Lundi 5 novembre 2007
medium-Le-baiser.jpg
L’ADN se trouve dans la salive, ça livre des secrets quand on aime. A défaut, ça crache de la haine. 
L’A D N se trouve dans la peau, ça colle juste à la chair, pour certain c'est la chair de peau. 
L’ADN se trouve dans les cheveux, vœu pieux pour les chauves. 
L’ADN se trouve dans les tissus, ça habille tous les corps, et abîme quelques petits esprits. 
L’ADN à des nucléotides, c’est scientifique, pas de sens les flics. 
L’ADN adopte toutes les gènes, y’en a d’autres que ça gêne. 

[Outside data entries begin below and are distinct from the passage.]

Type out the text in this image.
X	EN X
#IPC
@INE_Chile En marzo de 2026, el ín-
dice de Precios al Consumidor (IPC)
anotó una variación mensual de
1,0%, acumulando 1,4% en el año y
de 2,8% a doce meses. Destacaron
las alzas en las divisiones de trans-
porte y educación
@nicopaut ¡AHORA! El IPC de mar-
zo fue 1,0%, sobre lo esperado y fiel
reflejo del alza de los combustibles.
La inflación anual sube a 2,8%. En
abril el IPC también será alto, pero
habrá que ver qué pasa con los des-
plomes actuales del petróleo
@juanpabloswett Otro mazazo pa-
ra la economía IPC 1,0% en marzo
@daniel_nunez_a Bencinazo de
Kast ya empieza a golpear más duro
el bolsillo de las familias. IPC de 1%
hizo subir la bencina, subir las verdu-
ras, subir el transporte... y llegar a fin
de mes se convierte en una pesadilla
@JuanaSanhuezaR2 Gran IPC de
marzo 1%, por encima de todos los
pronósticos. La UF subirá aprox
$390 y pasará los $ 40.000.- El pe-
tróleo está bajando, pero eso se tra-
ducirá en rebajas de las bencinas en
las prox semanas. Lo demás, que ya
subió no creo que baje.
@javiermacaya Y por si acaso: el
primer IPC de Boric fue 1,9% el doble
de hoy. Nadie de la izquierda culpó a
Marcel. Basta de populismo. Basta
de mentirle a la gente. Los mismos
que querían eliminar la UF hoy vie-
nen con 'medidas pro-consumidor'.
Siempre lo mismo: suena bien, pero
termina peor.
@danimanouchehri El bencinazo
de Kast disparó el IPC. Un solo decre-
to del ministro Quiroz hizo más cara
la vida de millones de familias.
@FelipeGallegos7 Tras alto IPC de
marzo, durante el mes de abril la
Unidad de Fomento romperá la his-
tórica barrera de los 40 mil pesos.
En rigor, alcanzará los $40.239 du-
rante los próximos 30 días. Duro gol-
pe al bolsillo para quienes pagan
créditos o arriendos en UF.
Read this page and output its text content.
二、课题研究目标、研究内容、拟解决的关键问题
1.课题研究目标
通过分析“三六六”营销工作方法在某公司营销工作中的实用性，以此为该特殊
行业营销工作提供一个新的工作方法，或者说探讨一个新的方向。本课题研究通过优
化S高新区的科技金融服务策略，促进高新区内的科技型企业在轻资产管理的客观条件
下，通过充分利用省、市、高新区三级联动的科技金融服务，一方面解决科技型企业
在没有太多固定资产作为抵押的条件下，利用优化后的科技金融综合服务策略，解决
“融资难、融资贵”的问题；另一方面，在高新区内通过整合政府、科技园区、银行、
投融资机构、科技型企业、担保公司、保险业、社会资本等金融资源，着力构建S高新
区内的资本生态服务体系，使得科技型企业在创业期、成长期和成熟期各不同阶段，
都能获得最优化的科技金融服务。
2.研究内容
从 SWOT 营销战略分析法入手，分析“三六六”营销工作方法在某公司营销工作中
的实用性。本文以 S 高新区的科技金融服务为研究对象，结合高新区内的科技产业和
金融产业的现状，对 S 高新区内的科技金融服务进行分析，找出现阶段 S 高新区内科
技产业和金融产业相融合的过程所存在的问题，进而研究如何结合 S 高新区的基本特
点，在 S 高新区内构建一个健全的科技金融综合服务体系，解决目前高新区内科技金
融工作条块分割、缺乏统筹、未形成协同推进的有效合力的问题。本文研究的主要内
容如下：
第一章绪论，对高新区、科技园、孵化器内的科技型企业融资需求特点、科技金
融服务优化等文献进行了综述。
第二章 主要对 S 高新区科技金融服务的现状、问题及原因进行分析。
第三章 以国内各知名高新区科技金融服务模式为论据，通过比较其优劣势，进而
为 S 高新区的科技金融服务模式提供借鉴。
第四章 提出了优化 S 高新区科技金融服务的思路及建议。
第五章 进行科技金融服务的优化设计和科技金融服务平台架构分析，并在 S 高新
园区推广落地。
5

L’ADN c’est devenu politique, le test ça pue ça sent le pot pourri populiste. 
L’ADN, est une cellule vivante, pourtant on mure et en plus on s’en vante.  
L’ADN c’est une sorte de premier cri de notre espèce, pour une cohorte l’écho de la bête.
L’ADN c’est un condensé d’humanité, une densité de cons à l’assemblée a pas capté.   
L’ADN c’est un truc microscopique, l’énormité d’un élu de la république.
L'ADN c'est trois lettres, un être étroit en a fait une loi.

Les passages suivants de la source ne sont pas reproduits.